Surreal looked up at the clockwork man. “What do you make of that?”
He did not answer. He looked at Surreal with his opalescent optics, then with a whir moved his wipers up and down over them. Needing no sleep, he could not close his eyes, but he had been engineered to clear the surfaces.
“You need a hat,” Surreal said, “so you can nap like James Carker there. Look how he earns his keep.”
Mr. Carker didn’t move. The clockwork man turned his head to her.
“Use mine,” Surreal said to him, holding it out. “And hand me the basket. I’m going to set out the lunch things.”
The clockwork man accepted Surreal Tender’s straw hat, sat on the grass with more grinding and whirring, and then unfolded his full length on the verdure under a poplar tree. He placed Surreal Tender’s hat over his face and lay still. A trace of steam, no more than a shimmer of air, rose from his chest.
Surreal Tender gazed at him a while.

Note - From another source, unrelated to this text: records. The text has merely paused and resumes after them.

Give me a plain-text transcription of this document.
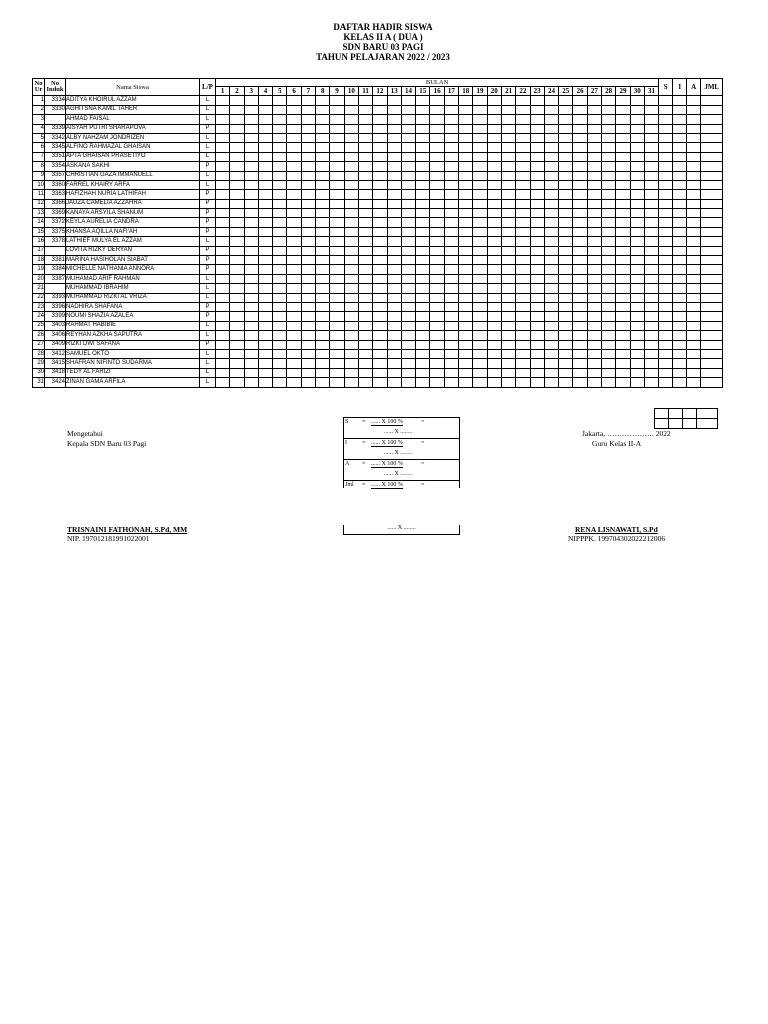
DAFTAR HADIR SISWA
KELAS II A ( DUA )
SDN BARU 03 PAGI
TAHUN PELAJARAN 2022 / 2023
No
Ur	No
Induk	Nama Siswa	L/P	BULAN																															S	I	A	JML
				1	2	3	4	5	6	7	8	9	10	11	12	13	14	15	16	17	18	19	20	21	22	23	24	25	26	27	28	29	30	31				
1	3334	ADITYA KHOIRUL AZZAM	L																																			
2	3330	AGHITSNA KAMIL TAHER	L																																			
3		AHMAD FAISAL	L																																			
4	3339	AISYAH PUTRI SHARAPOVA	P																																			
5	3342	ALBY NAHZAM JONDRIZEN	L																																			
6	3345	ALFINO RAHMAZAL GHAISAN	L																																			
7	3351	APTA GHAISAN PRASETIYO	L																																			
8	3354	ASKANA SAKHI	P																																			
9	3357	CHRISTIAN GAZA IMMANUELL	L																																			
10	3360	FARREL KHAIRY ARFA	L																																			
11	3363	HAFIZHAH NURIA LATHIFAH	P																																			
12	3366	JAUZA CAMELIA AZZAHRA	P																																			
13	3369	KANAYA ARSYILA SHANUM	P																																			
14	3372	KEYLA AURELIA CANDRA	P																																			
15	3375	KHANSA AQILLA NAFI'AH	P																																			
16	3378	LATHIEF MULYA EL AZZAM	L																																			
17		LOVITA RIZKY DERYAN	P																																			
18	3381	MARINA HASIHOLAN SIABAT	P																																			
19	3384	MICHELLE NATHANIA ANNORA	P																																			
20	3387	MUHAMAD ARIF RAHMAN	L																																			
21		MUHAMMAD IBRAHIM	L																																			
22	3393	MUHAMMAD RIZKI AL VRIZA	L																																			
23	3396	NADHIRA SHAFANA	P																																			
24	3399	NOUMI SHAZIA AZALEA	P																																			
25	3403	RAHMAT HABIBIE	L																																			
26	3406	REYHAN AZKHA SAPUTRA	L																																			
27	3409	RIZKI DWI SAFANA	P																																			
28	3412	SAMUEL OKTO	L																																			
29	3415	SHAFRAN NIFINTO SUDARMA	L																																			
30	3418	TEDY AL FARIZI	L																																			
31	3424	ZINAN GAMA ARFILA	L																																			

Mengetahui
Kepala SDN Baru 03 Pagi
Jakarta, ………………. 2022
Guru Kelas II-A
S = ...... X 100 %	=
...... X ........
I	= ...... X 100 %	=
...... X ........
A = ...... X 100 %	=
...... X ........
Jml = ...... X 100 %	=
...... X ........
TRISNAINI FATHONAH, S.Pd, MM
NIP. 197012181991022001
RENA LISNAWATI, S.Pd
NIPPPK. 199704302022212006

Then she looked up at the poplar. Must be water nearby, Surreal thought. She listened for a stream. Nothing but wind and a bird screaming — an eagle, she thought, far away. She spread out the picnic blanket and began arranging everything — bread and cheese, fruit, glasses, bottles of beer and ginger fizz. She found a sausage in the basket — donkey sausage, she noticed — and began slicing it.
Mr. Norton came down the trail from the precipice and chivvied his man. “Don’t learn bad habits.” The clockwork man stood. Mr. Norton sat down and accepted a beer from Surreal. “I had too much to drink last night. Don’t mind my rudeness.”
“Not at all,” she murmured.
Mr. Carker sat up and began spreading cheese on bread. Mr. Jasper swung down the trail and took the stone steps two at a time.
“That precipice is a quarter mile long if it’s an inch,” he said. “A new vista every time you turn a corner. And the karst! Probably magnificent caves under our feet.”
He opened a bottle of ginger fizz and accepted a plate of bread and cheese. “Gee willikers, I’m hungry! What’s this sausage?”
“Donkey,” Surreal said, then laughed at his expression. He also laughed. The others joined them. A day for goodwill, Surreal thought. Air like apple wine —
It took Mr. Quick — out of breath from sprinting down the trail — several tries to hail them. He stood bent almost double, his long, thin hand clutching his chest.
Surreal jumped to her feet, tumbling her plate to the ground. She ran a couple of long strides up the stone stairs. “Are you well?”
“Fallen,” Mr. Quick gasped. “The cliff — 90 feet down — someone’s pushed Miss Norton. She’s dead.”